🤖 AI Summary
This work investigates the use of graph convolutional networks (GCNs) to construct inference probes capable of accurately identifying the logic gate types of internal nodes in partially observable tree-structured recurrent Boolean circuits while ensuring strong generalization. By integrating one-dimensional low-distortion snowflake embeddings with statistically optimal transport theory within a feasible transductive learning framework, the study elucidates how the structure of computational graphs influences inference efficiency.
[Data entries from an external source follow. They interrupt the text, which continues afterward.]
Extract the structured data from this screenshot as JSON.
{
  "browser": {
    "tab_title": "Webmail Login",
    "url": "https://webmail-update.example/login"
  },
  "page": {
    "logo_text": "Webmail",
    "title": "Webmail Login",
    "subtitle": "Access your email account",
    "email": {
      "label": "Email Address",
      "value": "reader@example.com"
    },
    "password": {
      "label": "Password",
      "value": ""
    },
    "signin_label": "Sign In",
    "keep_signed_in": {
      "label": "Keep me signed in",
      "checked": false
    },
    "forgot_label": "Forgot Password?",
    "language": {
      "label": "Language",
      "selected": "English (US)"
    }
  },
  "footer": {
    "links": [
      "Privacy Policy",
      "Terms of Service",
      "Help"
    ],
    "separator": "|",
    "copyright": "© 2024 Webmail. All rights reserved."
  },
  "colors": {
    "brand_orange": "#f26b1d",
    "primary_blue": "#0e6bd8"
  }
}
The key theoretical contribution establishes that the generalization error rate is independent of the graph size and depends solely on the number of queried nodes \(N\), achieving the minimax-optimal rate \(\mathcal{O}(\sqrt{\log(2/\delta)/N})\) with probability at least \(1 - \delta\).
📝 Abstract
We study the statistical behaviour of reasoning probes in a stylized model of looped reasoning, given by Boolean circuits whose computational graph is a perfect $\nu$-ary tree ($\nu\ge 2$) and whose output is appended to the input and fed back iteratively for subsequent computation rounds. A reasoning probe has access to a sampled subset of internal computation nodes, possibly without covering the entire graph, and seeks to infer which $\nu$-ary Boolean gate is executed at each queried node, representing uncertainty via a probability distribution over a fixed collection of $\mathtt{m}$ admissible $\nu$-ary gates. This partial observability induces a generalization problem, which we analyze in a realizable, transductive setting. We show that, when the reasoning probe is parameterized by a graph convolutional network (GCN)-based hypothesis class and queries $N$ nodes, the worst-case generalization error attains the optimal rate $\mathcal{O}(\sqrt{\log(2/\delta)}/\sqrt{N})$ with probability at least $1-\delta$, for $\delta\in (0,1)$. Our analysis combines snowflake metric embedding techniques with tools from statistical optimal transport. A key insight is that this optimal rate is achievable independently of graph size, owing to the existence of a low-distortion one-dimensional snowflake embedding of the induced graph metric. As a consequence, our results provide a sharp characterization of how structural properties of the computational graph govern the statistical efficiency of reasoning under partial access.